Yes, it’s true we know a lot about ourselves. The years that have gone by, with
all the experiences, insights and the growing body of knowledge we accumulate
cannot but yield a rich and deep awareness of who we are.
But that frame of mind can also be a problem to us. Precisely because we are
confident we already know who we are, we fall into the trap of not pursuing the
task of knowing ourselves further.
It’s a case of the good being the enemy of the best. My self-knowledge is good
enough, we say in so many words, so why go any further? We get contented with
what we may call as our most natural way of knowing ourselves, without
bothering that there are still more dimensions and layers underlying our real
identity.
We get contented with our identity in the physical sense, or genetic, family
and social sense. We know ourselves quite well as to how we are emotionally and
psychologically. Our legal status and political leanings, we know them as well.
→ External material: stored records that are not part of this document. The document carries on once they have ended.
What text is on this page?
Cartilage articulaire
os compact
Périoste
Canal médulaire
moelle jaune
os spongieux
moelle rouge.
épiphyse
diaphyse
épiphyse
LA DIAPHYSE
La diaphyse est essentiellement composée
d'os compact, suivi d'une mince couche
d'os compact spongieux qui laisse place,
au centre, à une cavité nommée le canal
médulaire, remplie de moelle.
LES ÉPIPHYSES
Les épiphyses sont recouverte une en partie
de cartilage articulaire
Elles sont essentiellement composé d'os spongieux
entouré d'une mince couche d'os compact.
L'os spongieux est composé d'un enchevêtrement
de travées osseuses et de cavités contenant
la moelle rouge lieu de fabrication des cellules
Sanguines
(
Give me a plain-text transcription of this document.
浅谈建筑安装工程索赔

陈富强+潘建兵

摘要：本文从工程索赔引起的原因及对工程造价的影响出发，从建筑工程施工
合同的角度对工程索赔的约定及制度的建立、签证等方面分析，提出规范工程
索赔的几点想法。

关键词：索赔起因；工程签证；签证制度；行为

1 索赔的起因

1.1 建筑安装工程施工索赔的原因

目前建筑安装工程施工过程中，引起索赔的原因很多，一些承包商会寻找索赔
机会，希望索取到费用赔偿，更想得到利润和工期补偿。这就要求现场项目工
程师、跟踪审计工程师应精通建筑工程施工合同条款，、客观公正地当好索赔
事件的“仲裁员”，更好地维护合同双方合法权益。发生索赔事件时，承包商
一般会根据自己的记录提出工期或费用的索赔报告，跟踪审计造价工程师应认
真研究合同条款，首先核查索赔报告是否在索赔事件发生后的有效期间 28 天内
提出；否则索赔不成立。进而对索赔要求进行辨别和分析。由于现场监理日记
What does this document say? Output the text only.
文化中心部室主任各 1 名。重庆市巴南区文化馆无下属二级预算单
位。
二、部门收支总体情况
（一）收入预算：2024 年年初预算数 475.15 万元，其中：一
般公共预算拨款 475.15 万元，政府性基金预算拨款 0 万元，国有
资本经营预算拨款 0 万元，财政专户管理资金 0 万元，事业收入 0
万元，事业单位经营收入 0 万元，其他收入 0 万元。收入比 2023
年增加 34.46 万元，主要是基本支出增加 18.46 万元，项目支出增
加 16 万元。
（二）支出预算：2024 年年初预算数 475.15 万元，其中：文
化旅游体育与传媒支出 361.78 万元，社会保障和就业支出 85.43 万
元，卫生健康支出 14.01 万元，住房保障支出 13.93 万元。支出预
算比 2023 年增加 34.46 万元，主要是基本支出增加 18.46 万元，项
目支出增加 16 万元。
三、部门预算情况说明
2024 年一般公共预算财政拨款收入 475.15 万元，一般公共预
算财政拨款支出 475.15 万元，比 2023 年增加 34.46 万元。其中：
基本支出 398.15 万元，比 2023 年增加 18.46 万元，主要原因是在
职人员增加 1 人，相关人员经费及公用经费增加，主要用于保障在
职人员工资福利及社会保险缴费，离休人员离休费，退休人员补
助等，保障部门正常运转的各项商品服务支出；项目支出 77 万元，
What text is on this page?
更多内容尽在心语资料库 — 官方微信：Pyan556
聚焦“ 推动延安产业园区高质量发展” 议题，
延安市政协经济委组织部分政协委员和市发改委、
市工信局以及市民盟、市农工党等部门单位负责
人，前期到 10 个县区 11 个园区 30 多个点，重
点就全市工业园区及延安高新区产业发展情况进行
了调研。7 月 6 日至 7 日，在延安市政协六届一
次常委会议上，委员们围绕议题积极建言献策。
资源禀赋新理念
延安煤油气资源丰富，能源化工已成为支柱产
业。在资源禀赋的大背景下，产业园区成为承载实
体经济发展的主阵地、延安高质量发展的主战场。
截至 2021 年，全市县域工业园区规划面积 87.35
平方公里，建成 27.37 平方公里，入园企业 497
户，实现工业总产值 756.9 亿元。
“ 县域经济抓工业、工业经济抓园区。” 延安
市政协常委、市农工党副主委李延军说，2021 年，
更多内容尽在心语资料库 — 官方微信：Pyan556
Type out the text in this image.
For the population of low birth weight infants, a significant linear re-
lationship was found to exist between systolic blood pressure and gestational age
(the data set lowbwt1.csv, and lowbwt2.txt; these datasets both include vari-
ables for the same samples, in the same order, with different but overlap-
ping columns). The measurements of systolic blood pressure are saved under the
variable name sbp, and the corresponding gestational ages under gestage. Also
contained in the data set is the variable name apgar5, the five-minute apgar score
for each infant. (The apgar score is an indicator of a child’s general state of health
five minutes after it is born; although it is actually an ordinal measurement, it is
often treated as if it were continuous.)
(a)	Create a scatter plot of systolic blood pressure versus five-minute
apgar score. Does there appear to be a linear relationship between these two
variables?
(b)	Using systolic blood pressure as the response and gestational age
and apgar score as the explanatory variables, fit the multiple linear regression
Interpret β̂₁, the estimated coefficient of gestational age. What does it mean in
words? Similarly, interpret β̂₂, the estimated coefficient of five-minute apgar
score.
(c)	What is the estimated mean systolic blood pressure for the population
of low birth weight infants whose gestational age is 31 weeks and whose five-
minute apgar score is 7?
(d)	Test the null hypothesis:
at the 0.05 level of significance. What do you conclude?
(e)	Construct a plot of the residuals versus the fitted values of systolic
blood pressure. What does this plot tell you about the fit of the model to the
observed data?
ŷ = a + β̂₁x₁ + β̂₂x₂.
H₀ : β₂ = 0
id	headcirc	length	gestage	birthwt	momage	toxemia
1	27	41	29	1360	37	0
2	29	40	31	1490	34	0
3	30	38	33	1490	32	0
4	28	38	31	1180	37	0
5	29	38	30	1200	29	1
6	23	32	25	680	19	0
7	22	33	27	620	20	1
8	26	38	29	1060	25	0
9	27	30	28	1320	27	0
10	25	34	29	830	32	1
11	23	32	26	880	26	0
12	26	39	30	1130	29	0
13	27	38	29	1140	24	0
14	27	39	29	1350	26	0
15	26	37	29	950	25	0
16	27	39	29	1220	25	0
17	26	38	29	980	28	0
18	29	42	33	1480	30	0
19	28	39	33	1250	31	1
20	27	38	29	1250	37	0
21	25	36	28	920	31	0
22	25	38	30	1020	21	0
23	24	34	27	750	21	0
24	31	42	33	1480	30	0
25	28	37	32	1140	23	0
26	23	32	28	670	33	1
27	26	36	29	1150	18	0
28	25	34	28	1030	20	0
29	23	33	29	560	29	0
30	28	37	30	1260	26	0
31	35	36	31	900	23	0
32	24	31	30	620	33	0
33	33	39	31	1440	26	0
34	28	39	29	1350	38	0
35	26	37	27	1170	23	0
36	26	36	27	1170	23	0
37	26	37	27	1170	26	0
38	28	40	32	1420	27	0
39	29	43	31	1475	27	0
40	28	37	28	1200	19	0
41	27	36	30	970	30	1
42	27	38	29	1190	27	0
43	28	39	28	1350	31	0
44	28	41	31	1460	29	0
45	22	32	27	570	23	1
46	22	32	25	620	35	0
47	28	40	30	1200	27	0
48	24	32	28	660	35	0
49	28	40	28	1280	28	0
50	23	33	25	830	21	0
But would that body of self-knowledge be enough? Would there be nothing else
that would give all these info and data about ourselves their consistency,
their source, their criteria, their direction, meaning and end?
It’s the sensitivity to these questions that should lead us to ask ourselves,
at least, that there must be some basis and foundation of all these pieces of
info and data of our self-knowledge. This is where we can be pointed to our
creator.
And this creator simply cannot be our parents, nor our grandparents and
ancestors. Neither can we just conclude that we come to be by some spontaneous
self-generation.
So this creator cannot be other than a very special being whom we cannot help
but refer to as the Supreme Being, or God. He is the author of everything. He
knows everything and everyone in the best and complete way.
No one knows us better than God. Ergo, if we want to know ourselves well, we
have to know, love and serve God first. That’s in theory. In practice, we get
to know God through the things of this world.
So let’s see to it that our dealings with the things of this world would lead
us to God. And once we gain some knowledge of God, let that knowledge shed
light on everything else, including ourselves in a dynamic and cyclical process
of mutually knowing God and knowing ourselves and everything else.
We need to sharpen our awareness of this process, since this is often taken for
granted. We either are too worldly as to be blind about the reality of God, the
world of the spiritual and the supernatural. Or too other-worldly, too
spiritual, that we neglect the things of the world, thereby missing an
indispensable way to know God.
What is crucial to know is that once we have an inkling about the existence of
God and that as creator he actually initiates everything from creation to his
abiding providence, then we should be most eager to know more about him through
the explicit revelation he has made especially through his Son who became man,
Jesus Christ.
A good and growing knowledge of the life and teachings of Christ would put us
in the right track as to how to see ourselves and the world in general, in such
a way that such knowledge of ourselves and the world would also lead us back to
God in that dynamic spiral of mutual knowledge between God and us.
This is the ideal that we should aim at achieving. And in this we have to help
one another, giving the appropriate testimony and example, in words and
especially in deeds, to the others.
The world now is practically sunk in a very secular culture that is blind to
the reality of God and of the world of faith. We cannot be indifferent to this
predicament. We need to show one and all that everything in us and in the world
is nothing, is meaningless, is dangerous if God is not made its beginning and
end.
We would miss the truth about ourselves and the world, be it politics, business,
education, etc., if God is not made the be-all and end-all.